Wednesday, November 11, 2009

Email

The amount of email I receive grows every day, spam excluded. The length of email messages keeps growing, too. It feels like people want to ramble on when writing an email.

There is a downside to writing a long email: I don’t read them. To be more precise, I skim. If I read every email received, my day would be nothing but reading email.

Another habit I see growing is the long email response to a short email request. Example: I inform a business client I need more information to complete a project. The client then has four or five people within the organization send me emails as long as 3,000 words. You know what happens when I get email bombed? I send it to a folder for later review, unread. Do you know what the chances are I’ll ever have the time to go back and read all those emails? Sure you do.

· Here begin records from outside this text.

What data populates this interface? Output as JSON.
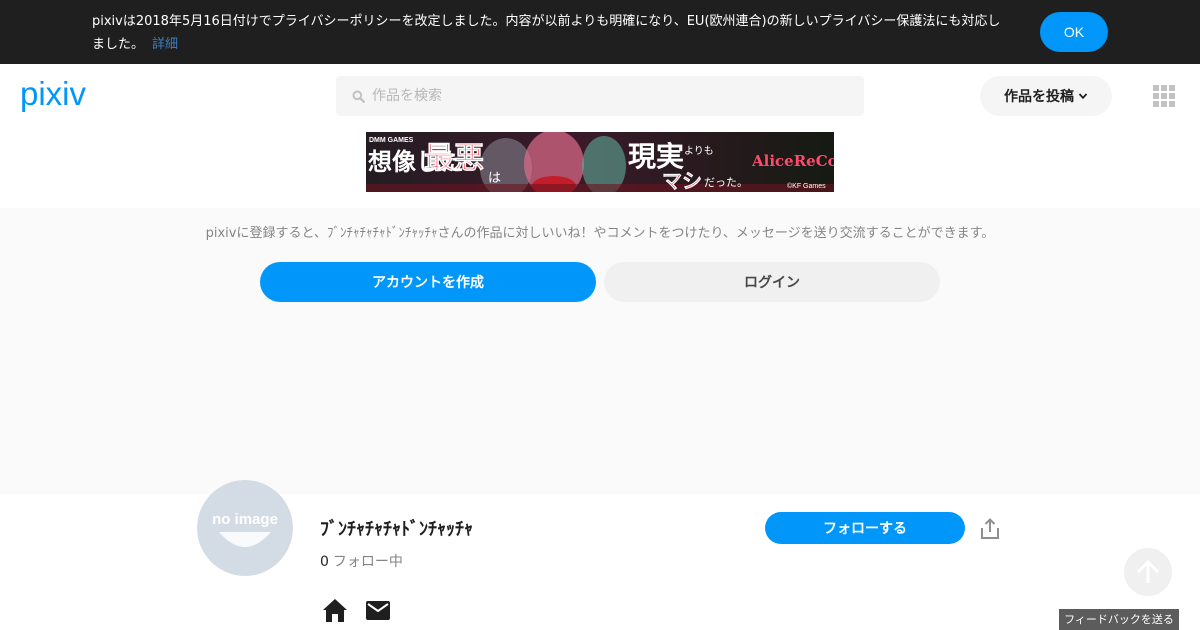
{
  "notice": {
    "text": "pixivは2018年5月16日付けでプライバシーポリシーを改定しました。内容が以前よりも明確になり、EU(欧州連合)の新しいプライバシー保護法にも対応しました。",
    "link_label": "詳細",
    "ok_label": "OK"
  },
  "header": {
    "logo_text": "pixiv",
    "search_placeholder": "作品を検索",
    "post_label": "作品を投稿"
  },
  "banner": {
    "brand": "DMM GAMES",
    "headline_1": "想像した",
    "headline_bad": "最悪",
    "headline_2": "は",
    "headline_3": "現実",
    "headline_4": "よりも",
    "headline_5": "マシ",
    "headline_6": "だった。",
    "game_logo": "AliceReCode",
    "copyright": "©KF Games"
  },
  "signup": {
    "message": "pixivに登録すると、ﾌﾞﾝﾁｬﾁｬﾁｬﾄﾞﾝﾁｬｯﾁｬさんの作品に対しいいね！やコメントをつけたり、メッセージを送り交流することができます。",
    "create_label": "アカウントを作成",
    "login_label": "ログイン"
  },
  "profile": {
    "avatar_text": "no image",
    "username": "ﾌﾞﾝﾁｬﾁｬﾁｬﾄﾞﾝﾁｬｯﾁｬ",
    "following_count": "0",
    "following_label": "フォロー中",
    "follow_label": "フォローする"
  },
  "feedback_label": "フィードバックを送る",
  "colors": {
    "accent": "#0096fa",
    "notice_bg": "#1f1f1f",
    "link": "#3d7fc1"
  },
  "icons": [
    "search-icon",
    "chevron-down-icon",
    "apps-grid-icon",
    "share-icon",
    "home-icon",
    "mail-icon",
    "arrow-up-icon"
  ]
}
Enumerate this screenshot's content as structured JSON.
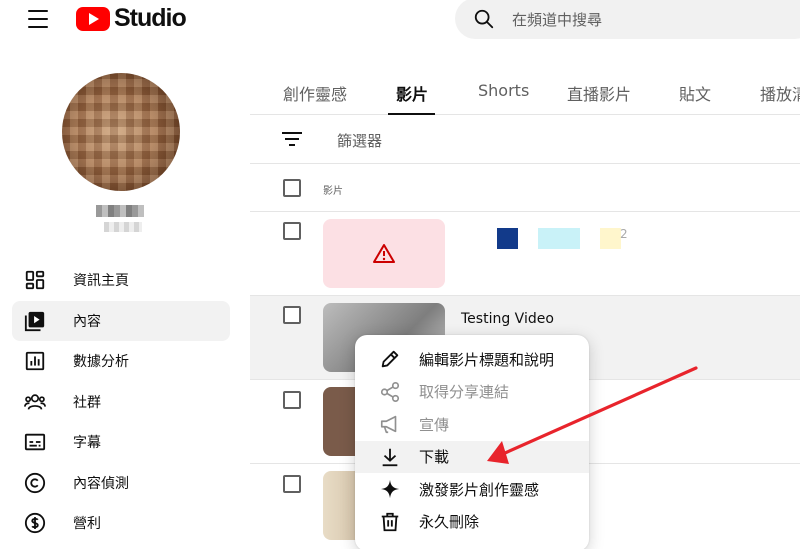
{
  "header": {
    "logo_text": "Studio",
    "search_placeholder": "在頻道中搜尋"
  },
  "sidebar": {
    "items": [
      {
        "label": "資訊主頁",
        "icon": "dashboard-icon",
        "active": false
      },
      {
        "label": "內容",
        "icon": "content-icon",
        "active": true
      },
      {
        "label": "數據分析",
        "icon": "analytics-icon",
        "active": false
      },
      {
        "label": "社群",
        "icon": "community-icon",
        "active": false
      },
      {
        "label": "字幕",
        "icon": "subtitles-icon",
        "active": false
      },
      {
        "label": "內容偵測",
        "icon": "copyright-icon",
        "active": false
      },
      {
        "label": "營利",
        "icon": "monetization-icon",
        "active": false
      }
    ]
  },
  "tabs": [
    {
      "label": "創作靈感",
      "active": false
    },
    {
      "label": "影片",
      "active": true
    },
    {
      "label": "Shorts",
      "active": false
    },
    {
      "label": "直播影片",
      "active": false
    },
    {
      "label": "貼文",
      "active": false
    },
    {
      "label": "播放清",
      "active": false
    }
  ],
  "filter": {
    "label": "篩選器"
  },
  "table": {
    "column_header": "影片",
    "rows": [
      {
        "title": "",
        "number": "2",
        "thumbnail": "error"
      },
      {
        "title": "Testing Video",
        "thumbnail": "video"
      },
      {
        "title": "",
        "thumbnail": "video"
      },
      {
        "title": "",
        "thumbnail": "video"
      }
    ]
  },
  "menu": {
    "items": [
      {
        "label": "編輯影片標題和說明",
        "icon": "pencil-icon",
        "disabled": false
      },
      {
        "label": "取得分享連結",
        "icon": "share-icon",
        "disabled": true
      },
      {
        "label": "宣傳",
        "icon": "megaphone-icon",
        "disabled": true
      },
      {
        "label": "下載",
        "icon": "download-icon",
        "disabled": false,
        "highlighted": true
      },
      {
        "label": "激發影片創作靈感",
        "icon": "sparkle-icon",
        "disabled": false
      },
      {
        "label": "永久刪除",
        "icon": "trash-icon",
        "disabled": false
      }
    ]
  },
  "colors": {
    "brand_red": "#ff0000",
    "annotation_arrow": "#e8242c",
    "error_icon": "#cc0000"
  }
}
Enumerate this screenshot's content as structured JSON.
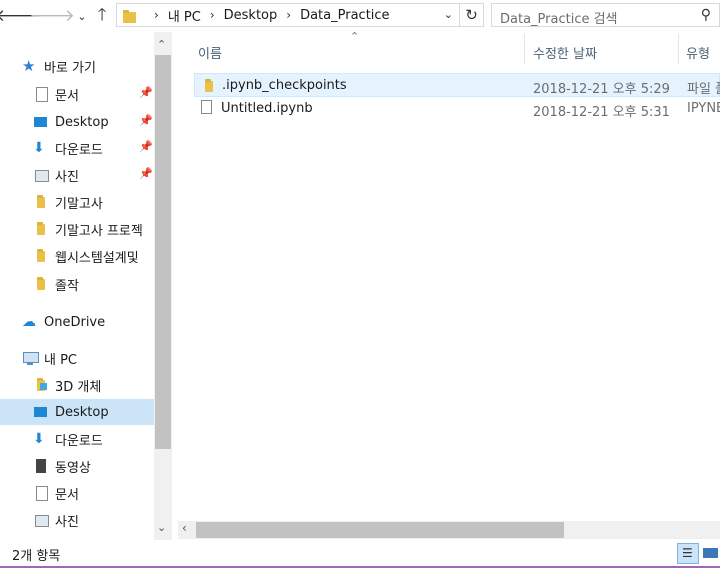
{
  "address": {
    "crumbs": [
      "내 PC",
      "Desktop",
      "Data_Practice"
    ]
  },
  "search": {
    "placeholder": "Data_Practice 검색"
  },
  "nav": {
    "quick_access": "바로 가기",
    "quick_items": [
      "문서",
      "Desktop",
      "다운로드",
      "사진",
      "기말고사",
      "기말고사 프로젝",
      "웹시스템설계및",
      "졸작"
    ],
    "onedrive": "OneDrive",
    "this_pc": "내 PC",
    "pc_items": [
      "3D 개체",
      "Desktop",
      "다운로드",
      "동영상",
      "문서",
      "사진"
    ]
  },
  "columns": {
    "name": "이름",
    "date": "수정한 날짜",
    "type": "유형"
  },
  "files": [
    {
      "name": ".ipynb_checkpoints",
      "date": "2018-12-21 오후 5:29",
      "type": "파일 폴",
      "icon": "folder-icon"
    },
    {
      "name": "Untitled.ipynb",
      "date": "2018-12-21 오후 5:31",
      "type": "IPYNB",
      "icon": "file-icon"
    }
  ],
  "status": {
    "count": "2개 항목"
  },
  "colors": {
    "folder": "#e8c146",
    "selection": "#cce4f7",
    "hover": "#e5f3ff",
    "header_text": "#4c607a"
  }
}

Writing an email is not the same as writing a novel. Brevity is a must when communicating. Otherwise, you get tuned out.

Most posts on this blog range from 300 – 500 words. Do you know why? Because after 250 words, half the readers are already skimming or clicking elsewhere. Don’t believe me. This post is just over 200 words. Are you looking to click on another post or link?

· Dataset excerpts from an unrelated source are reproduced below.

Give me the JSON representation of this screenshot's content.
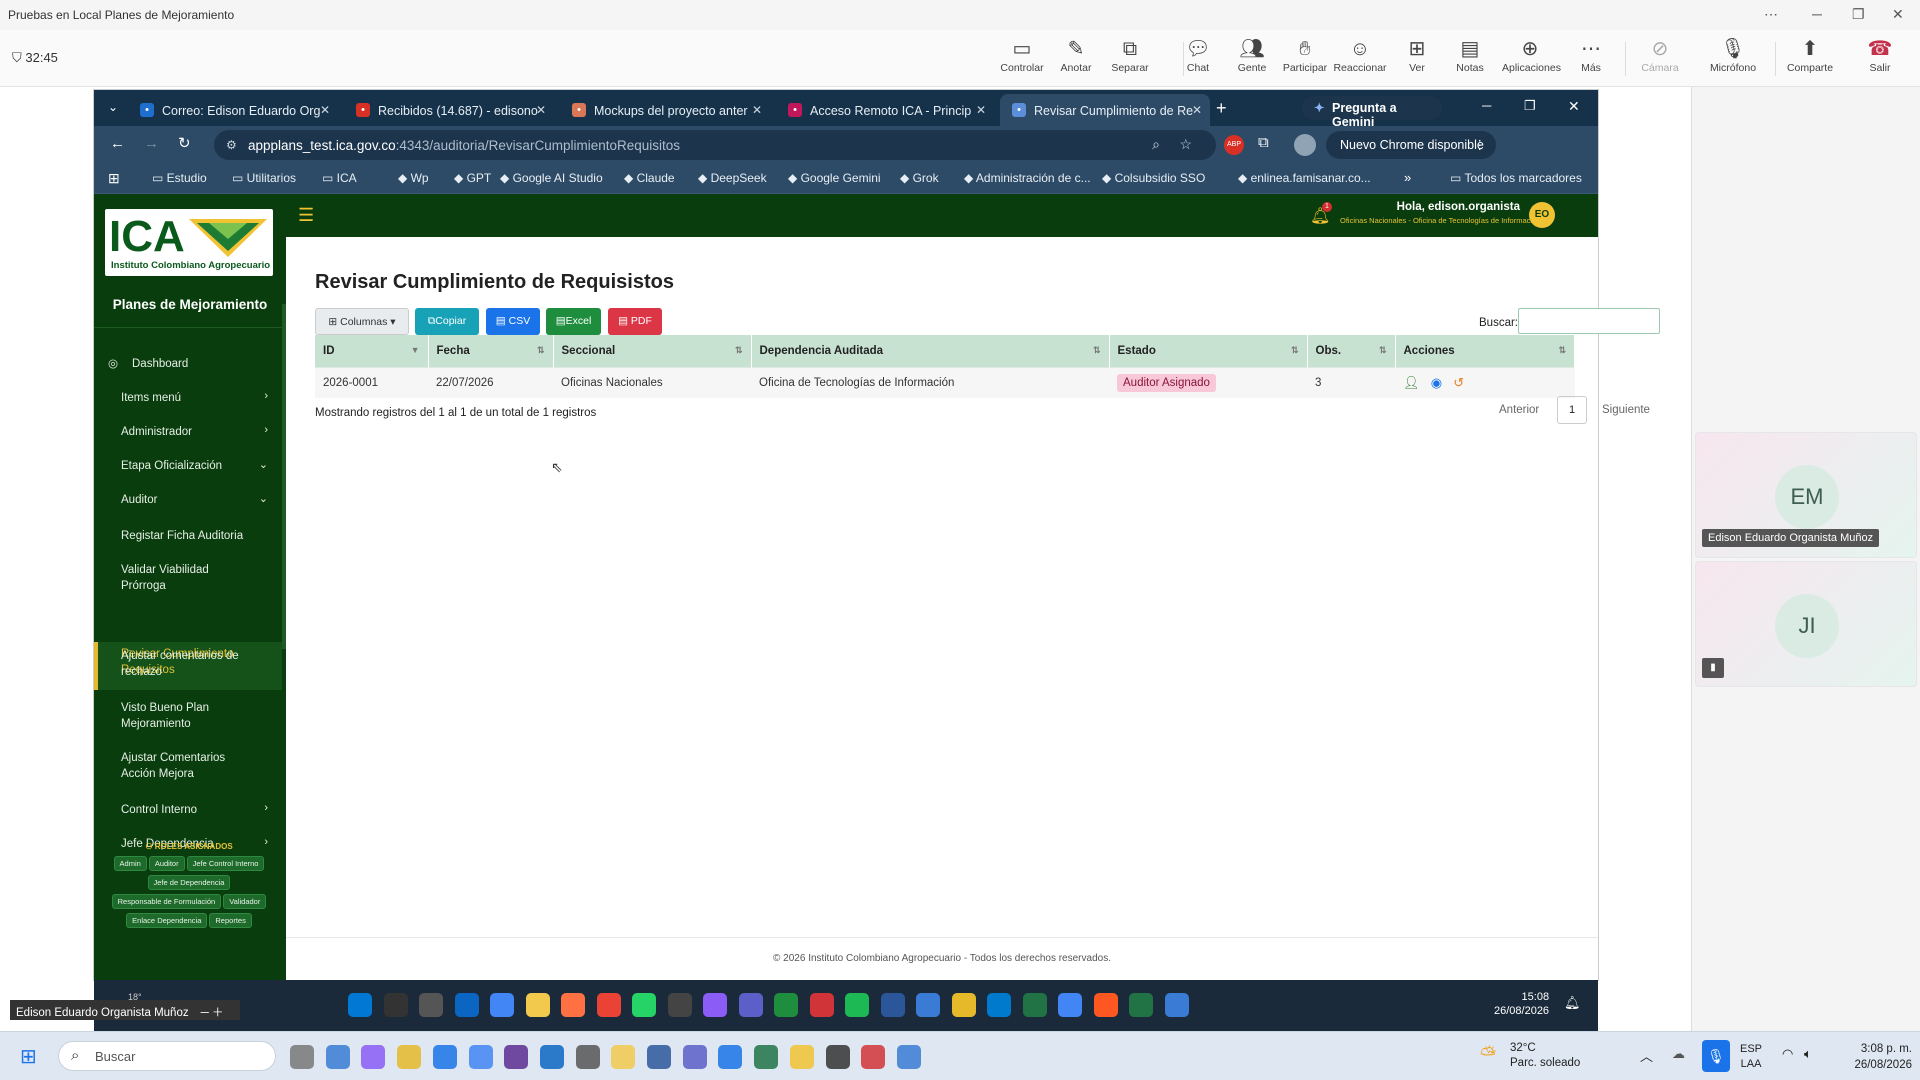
{
  "teams": {
    "window_title": "Pruebas en Local Planes de Mejoramiento",
    "timer": "32:45",
    "toolbar": [
      {
        "label": "Controlar",
        "icon": "monitor-icon"
      },
      {
        "label": "Anotar",
        "icon": "pen-icon"
      },
      {
        "label": "Separar",
        "icon": "popout-icon"
      },
      {
        "label": "Chat",
        "icon": "chat-icon"
      },
      {
        "label": "Gente",
        "icon": "people-icon",
        "badge": "2"
      },
      {
        "label": "Participar",
        "icon": "hand-icon"
      },
      {
        "label": "Reaccionar",
        "icon": "smile-icon"
      },
      {
        "label": "Ver",
        "icon": "grid-icon"
      },
      {
        "label": "Notas",
        "icon": "notes-icon"
      },
      {
        "label": "Aplicaciones",
        "icon": "plus-icon"
      },
      {
        "label": "Más",
        "icon": "more-icon"
      },
      {
        "label": "Cámara",
        "icon": "camera-off-icon"
      },
      {
        "label": "Micrófono",
        "icon": "mic-icon"
      },
      {
        "label": "Comparte",
        "icon": "share-icon"
      },
      {
        "label": "Salir",
        "icon": "hangup-icon"
      }
    ],
    "participants": [
      {
        "initials": "EM",
        "name": "Edison Eduardo Organista Muñoz"
      },
      {
        "initials": "JI",
        "name": ""
      }
    ],
    "presenter_label": "Edison Eduardo Organista Muñoz"
  },
  "browser": {
    "tabs": [
      {
        "label": "Correo: Edison Eduardo Org",
        "icon": "outlook-icon",
        "color": "#1f6fd1"
      },
      {
        "label": "Recibidos (14.687) - edisono",
        "icon": "gmail-icon",
        "color": "#d93025"
      },
      {
        "label": "Mockups del proyecto anter",
        "icon": "claude-icon",
        "color": "#d97757"
      },
      {
        "label": "Acceso Remoto ICA - Princip",
        "icon": "remote-icon",
        "color": "#c2185b"
      },
      {
        "label": "Revisar Cumplimiento de Re",
        "icon": "page-icon",
        "color": "#5b8fd9"
      }
    ],
    "gemini_label": "Pregunta a Gemini",
    "url_host": "appplans_test.ica.gov.co",
    "url_path": ":4343/auditoria/RevisarCumplimientoRequisitos",
    "update_label": "Nuevo Chrome disponible",
    "bookmarks": [
      "Estudio",
      "Utilitarios",
      "ICA",
      "Wp",
      "GPT",
      "Google AI Studio",
      "Claude",
      "DeepSeek",
      "Google Gemini",
      "Grok",
      "Administración de c...",
      "Colsubsidio SSO",
      "enlinea.famisanar.co..."
    ],
    "all_bookmarks": "Todos los marcadores"
  },
  "app": {
    "logo_text": "ICA",
    "logo_sub": "Instituto Colombiano Agropecuario",
    "name": "Planes de Mejoramiento",
    "greeting": "Hola, edison.organista",
    "office": "Oficinas Nacionales - Oficina de Tecnologías de Información",
    "user_initials": "EO",
    "notif_count": "1",
    "menu": [
      {
        "label": "Dashboard",
        "chev": ""
      },
      {
        "label": "Items menú",
        "chev": "›"
      },
      {
        "label": "Administrador",
        "chev": "›"
      },
      {
        "label": "Etapa Oficialización",
        "chev": "⌄"
      },
      {
        "label": "Auditor",
        "chev": "⌄"
      },
      {
        "label": "Registar Ficha Auditoria",
        "chev": ""
      },
      {
        "label": "Validar Viabilidad Prórroga",
        "chev": ""
      },
      {
        "label": "Revisar Cumplimiento Requisitos",
        "chev": ""
      },
      {
        "label": "Ajustar comentarios de rechazo",
        "chev": ""
      },
      {
        "label": "Visto Bueno Plan Mejoramiento",
        "chev": ""
      },
      {
        "label": "Ajustar Comentarios Acción Mejora",
        "chev": ""
      },
      {
        "label": "Control Interno",
        "chev": "›"
      },
      {
        "label": "Jefe Dependencia",
        "chev": "›"
      }
    ],
    "roles_title": "ROLES ASIGNADOS",
    "roles": [
      "Admin",
      "Auditor",
      "Jefe Control Interno",
      "Jefe de Dependencia",
      "Responsable de Formulación",
      "Validador",
      "Enlace Dependencia",
      "Reportes"
    ],
    "page_title": "Revisar Cumplimiento de Requisistos",
    "buttons": {
      "columns": "Columnas",
      "copy": "Copiar",
      "csv": "CSV",
      "excel": "Excel",
      "pdf": "PDF"
    },
    "search_label": "Buscar:",
    "table": {
      "headers": [
        "ID",
        "Fecha",
        "Seccional",
        "Dependencia Auditada",
        "Estado",
        "Obs.",
        "Acciones"
      ],
      "rows": [
        {
          "id": "2026-0001",
          "fecha": "22/07/2026",
          "seccional": "Oficinas Nacionales",
          "dependencia": "Oficina de Tecnologías de Información",
          "estado": "Auditor Asignado",
          "obs": "3"
        }
      ]
    },
    "info": "Mostrando registros del 1 al 1 de un total de 1 registros",
    "pager": {
      "prev": "Anterior",
      "page": "1",
      "next": "Siguiente"
    },
    "footer": "© 2026 Instituto Colombiano Agropecuario - Todos los derechos reservados."
  },
  "inner_taskbar": {
    "time": "15:08",
    "date": "26/08/2026",
    "temp": "18°"
  },
  "taskbar": {
    "search_placeholder": "Buscar",
    "weather_temp": "32°C",
    "weather_desc": "Parc. soleado",
    "lang": "ESP",
    "lang2": "LAA",
    "time": "3:08 p. m.",
    "date": "26/08/2026"
  }
}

Reading email is different than reading a book. I read a book to relax and dig in deep. I read email for quick pieces of information. If the email rambles, I leave. In the few instances I weathered the storm to the end, I find the email continued to ramble and never accomplished anything.

So, what did we learn in today’s lesson? Keep emails brief or they’ll end up in the “worry about it later” folder. We also learned that once you set a pattern of useless, wordy emails, future emails are never opened until everything else is done.

Look at that. Just over 300 words and only one sentence fragment.